What is a free anti-doomscroll app for Android that delays opening apps? Android’s built-in Digital Wellbeing does it for free: Focus mode pauses chosen apps, and app timers lock them once you hit your daily limit. Schedule the short-video app to pause during study and sleep hours and the delay carries the willpower you do not have at midnight.

Does turning the screen grayscale actually help? It helps more than it sounds. Color is a big part of what makes a feed feel rewarding, so a grayscale screen is noticeably less pulling. Android’s Bedtime mode can schedule grayscale, and iPhone can trigger it through an accessibility shortcut. It is a supporting layer, not a standalone block.

Can I schedule the feed to switch off at night? Yes. iPhone Downtime and Android Focus and Bedtime modes turn chosen apps off on a schedule and ask for a passcode to override.
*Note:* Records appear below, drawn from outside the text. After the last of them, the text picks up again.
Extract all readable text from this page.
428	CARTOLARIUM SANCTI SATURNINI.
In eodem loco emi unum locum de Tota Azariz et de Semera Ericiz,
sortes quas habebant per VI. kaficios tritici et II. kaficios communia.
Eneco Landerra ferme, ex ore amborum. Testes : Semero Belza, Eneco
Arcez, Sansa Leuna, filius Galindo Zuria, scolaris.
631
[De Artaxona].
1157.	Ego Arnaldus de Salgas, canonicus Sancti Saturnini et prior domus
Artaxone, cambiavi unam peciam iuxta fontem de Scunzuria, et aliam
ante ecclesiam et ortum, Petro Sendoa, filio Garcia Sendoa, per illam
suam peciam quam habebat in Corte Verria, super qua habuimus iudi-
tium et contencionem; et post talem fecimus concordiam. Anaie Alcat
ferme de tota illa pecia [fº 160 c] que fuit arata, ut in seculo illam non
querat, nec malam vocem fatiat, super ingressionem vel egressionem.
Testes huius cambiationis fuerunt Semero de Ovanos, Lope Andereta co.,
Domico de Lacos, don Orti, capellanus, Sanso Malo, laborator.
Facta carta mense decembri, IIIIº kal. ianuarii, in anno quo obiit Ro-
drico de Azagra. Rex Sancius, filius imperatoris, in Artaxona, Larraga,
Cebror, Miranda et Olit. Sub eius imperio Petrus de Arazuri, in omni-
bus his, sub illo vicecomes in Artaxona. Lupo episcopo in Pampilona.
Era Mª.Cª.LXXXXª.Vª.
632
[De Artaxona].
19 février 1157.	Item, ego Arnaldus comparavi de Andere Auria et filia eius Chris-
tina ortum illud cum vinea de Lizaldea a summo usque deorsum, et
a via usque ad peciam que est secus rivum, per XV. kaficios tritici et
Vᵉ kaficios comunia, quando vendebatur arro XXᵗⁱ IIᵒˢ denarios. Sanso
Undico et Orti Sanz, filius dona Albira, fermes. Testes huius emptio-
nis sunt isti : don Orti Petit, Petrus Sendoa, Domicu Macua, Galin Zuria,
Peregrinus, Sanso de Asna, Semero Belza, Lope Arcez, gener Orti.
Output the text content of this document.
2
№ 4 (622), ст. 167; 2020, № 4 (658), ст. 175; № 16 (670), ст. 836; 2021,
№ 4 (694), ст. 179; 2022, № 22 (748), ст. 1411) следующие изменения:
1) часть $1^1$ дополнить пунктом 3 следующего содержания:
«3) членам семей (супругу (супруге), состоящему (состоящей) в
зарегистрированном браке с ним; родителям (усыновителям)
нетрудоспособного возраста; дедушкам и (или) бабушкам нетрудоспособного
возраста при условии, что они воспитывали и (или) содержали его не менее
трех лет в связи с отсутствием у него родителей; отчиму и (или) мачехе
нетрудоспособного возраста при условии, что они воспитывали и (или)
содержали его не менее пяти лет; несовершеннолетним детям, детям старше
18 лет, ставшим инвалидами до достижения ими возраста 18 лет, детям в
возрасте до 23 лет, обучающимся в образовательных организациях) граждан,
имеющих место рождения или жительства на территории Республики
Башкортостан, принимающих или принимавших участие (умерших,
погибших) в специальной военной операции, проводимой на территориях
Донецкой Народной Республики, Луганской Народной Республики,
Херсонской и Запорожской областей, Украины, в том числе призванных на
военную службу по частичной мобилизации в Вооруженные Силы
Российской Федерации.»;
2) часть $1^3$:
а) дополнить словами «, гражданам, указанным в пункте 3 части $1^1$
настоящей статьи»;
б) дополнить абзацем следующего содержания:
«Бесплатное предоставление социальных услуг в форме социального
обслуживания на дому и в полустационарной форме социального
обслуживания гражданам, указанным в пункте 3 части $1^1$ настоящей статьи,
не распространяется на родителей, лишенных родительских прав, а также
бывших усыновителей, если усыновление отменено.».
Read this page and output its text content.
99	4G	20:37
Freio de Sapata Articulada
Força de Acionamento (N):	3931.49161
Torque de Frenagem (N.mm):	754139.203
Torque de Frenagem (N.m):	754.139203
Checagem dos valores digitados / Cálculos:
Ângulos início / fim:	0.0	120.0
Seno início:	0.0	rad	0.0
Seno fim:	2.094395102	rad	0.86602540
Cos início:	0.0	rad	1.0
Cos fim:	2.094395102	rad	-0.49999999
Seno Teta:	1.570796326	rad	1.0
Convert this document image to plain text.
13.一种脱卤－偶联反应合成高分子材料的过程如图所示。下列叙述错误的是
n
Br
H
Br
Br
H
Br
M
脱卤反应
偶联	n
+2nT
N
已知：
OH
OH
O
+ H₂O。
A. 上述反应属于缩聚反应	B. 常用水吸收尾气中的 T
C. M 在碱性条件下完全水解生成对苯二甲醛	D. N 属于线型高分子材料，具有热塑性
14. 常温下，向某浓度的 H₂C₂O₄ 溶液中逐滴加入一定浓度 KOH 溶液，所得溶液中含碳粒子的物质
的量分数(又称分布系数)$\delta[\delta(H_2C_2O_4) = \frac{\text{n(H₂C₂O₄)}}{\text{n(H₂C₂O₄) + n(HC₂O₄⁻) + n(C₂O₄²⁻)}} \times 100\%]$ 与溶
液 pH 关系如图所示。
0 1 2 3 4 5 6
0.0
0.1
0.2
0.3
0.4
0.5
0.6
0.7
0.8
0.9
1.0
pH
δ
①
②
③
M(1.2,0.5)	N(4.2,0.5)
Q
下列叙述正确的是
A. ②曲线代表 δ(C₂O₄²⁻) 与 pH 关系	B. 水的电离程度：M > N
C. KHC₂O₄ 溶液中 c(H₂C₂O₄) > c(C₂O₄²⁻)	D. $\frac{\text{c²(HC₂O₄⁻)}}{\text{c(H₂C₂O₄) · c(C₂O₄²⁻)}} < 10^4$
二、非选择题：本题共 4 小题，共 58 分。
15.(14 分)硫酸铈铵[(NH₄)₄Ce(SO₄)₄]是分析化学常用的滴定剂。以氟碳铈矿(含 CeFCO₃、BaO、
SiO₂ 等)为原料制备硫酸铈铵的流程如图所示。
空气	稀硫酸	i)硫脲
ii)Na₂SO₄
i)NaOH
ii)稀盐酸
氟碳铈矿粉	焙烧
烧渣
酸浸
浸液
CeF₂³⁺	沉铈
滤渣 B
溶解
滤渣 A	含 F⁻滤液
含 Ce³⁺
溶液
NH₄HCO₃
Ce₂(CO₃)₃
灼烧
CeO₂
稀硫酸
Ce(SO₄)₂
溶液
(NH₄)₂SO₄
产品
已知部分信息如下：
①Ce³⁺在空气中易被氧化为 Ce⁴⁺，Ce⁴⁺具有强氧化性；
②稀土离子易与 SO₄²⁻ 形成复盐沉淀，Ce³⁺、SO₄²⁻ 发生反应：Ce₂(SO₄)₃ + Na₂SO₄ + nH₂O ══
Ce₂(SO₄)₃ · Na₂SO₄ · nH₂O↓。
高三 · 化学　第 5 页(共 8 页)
Set the windows while you are clear-headed and the schedule enforces them on the nights you would have caved.

Is blocking the feed enough, or do I need to delete the app? Blocking the feed is usually better than deleting, because deleting kills the legitimate study or work use and invites a reinstall later. Cut the feed, add friction, and keep the tool, so there is nothing to miss and nothing to reinstall in a weak moment.